Sophie Déziel, développeuse web et gameuse.
En attendant, les joueuses ont leurs propres tactiques pour se protéger. La première est de ne pas s’afficher en tant que femme sur les jeux en ligne. Mais selon la gameuse Sophie Thériault, « la solution ne devrait pas être de cacher son identité sexuelle. »
Ignorer les harceleurs
Toutes les filles ont leur propre plan de match lorsqu’elles sont confrontées à l’horrible harceleur gameur. Pour certaines, comme Sophie Déziel, il faut ignorer les attaques.
« Il ne faut absolument pas leur répondre, maintient la développeuse. Si on leur répond, on leur donne raison et puis ils vont continuer. Ce qu’ils veulent, c’est nous faire réagir : c’est ça leur fun! Il faut passer à d’autre chose le plus vite possible. »
La joueuse et directrice des communications et du marketing chez Randolph Lyne Bouthilliette n’est pas d’accord : « C’est comme si tu vois quelqu’un se faire intimider dans la rue et que tu tournes la tête! »
Lyne Bouthilliette, gameuse et directrice des communications et du marketing chez Randolph
Utiliser des modérateurs
Les insultes, Lyne Bouthilliette les vit surtout sur la plateforme de streaming Twitch, où elle diffuse des parties en direct. Twitch donne l’option d’engager un modérateur pour gérer les commentaires malveillants.
Mais sur Twitch comme sur les jeux en ligne, la modération n’est pas la solution parfaite.
« Lorsque tu engages un modérateur, cette personne-là vient bénévolement, et il faut que tu aies déjà plusieurs viewers, explique Lyne Bouthilliette. En ligne, il y a une modération, mais le message a déjà été lancé.

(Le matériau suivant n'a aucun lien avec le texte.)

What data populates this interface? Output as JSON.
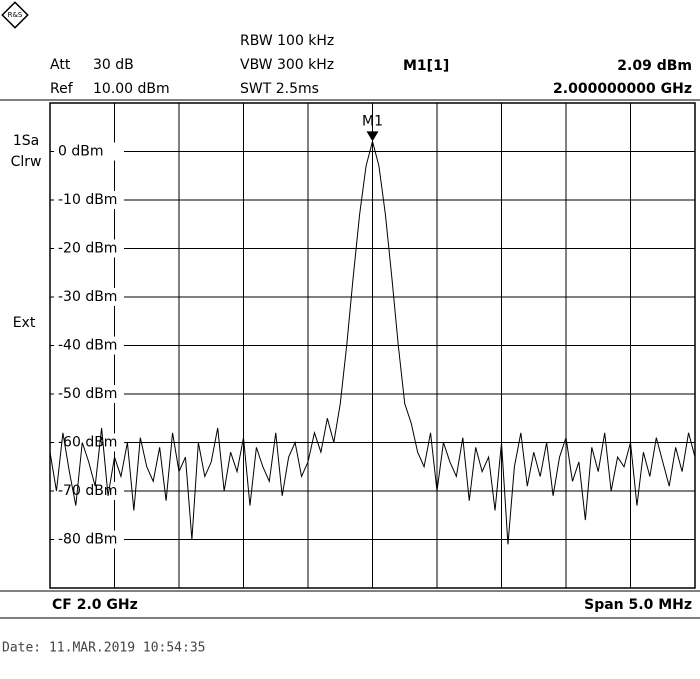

Pour la streameuse, il est déjà trop tard : elle a déjà été atteinte au cœur! »
Dans les jeux en ligne, la dénonciation doit se faire pendant la partie. Pas facile dans le feu de l’action.
« Quand tu te fais ramasser, tu es en train de jouer, expose Lyne Bouthilliette. Tu n’as pas le temps de réaction pour enlever les messages. Ça reste un petit bout dans ton chat, et puis tu relis ça après… Ah bien, je viens de me faire traiter de pute! »
Du côté de la loi
On ne vous apprend rien en vous disant que la loi diffère d’un pays à l’autre et que même s’il est dans le même pays que la victime, l’harceleur n’en subira probablement jamais les conséquences.
« Il faut vraiment avoir avoir les coordonnées de la personne, déplore le professeur à l’UQAM et spécialiste de la cyberintimidation Stéphane Villeneuve. Même en cas de menace de viol, ça va être difficile pour la personne de dénoncer : les gens ne savent pas c’est qui! J’ai rarement entendu au niveau légal qu’une personne soit rendue coupable pour ses commentaires en ligne sur des jeux vidéo. »
Dommage qu’il y ait deux poids, deux mesures, alors que le commentaire virtuel est aussi dommageable pour la victime que celui fait face à face.
« Tout ce qui se passe en ligne devrait être puni de la même façon qu’en personne, » croit tant qu’à lui Stéphane Villeneuve.
Stéphane Villeneuve, professeur à l’UQAM en intégration des technologies de l’information et de la communication, et spécialiste de la cyberintimidation.
Du côté des entreprises en jeu vidéo
Pour qu’un joueur intolérable soit banni d’un jeu vidéo en ligne, il faut beaucoup de plaintes. Beaucoup. Ces plaintes sont difficiles à accumuler, puisqu’elles doivent souvent être effectuée pendant la partie. Bien des joueuses préfèrent passer outre et continuer à jouer.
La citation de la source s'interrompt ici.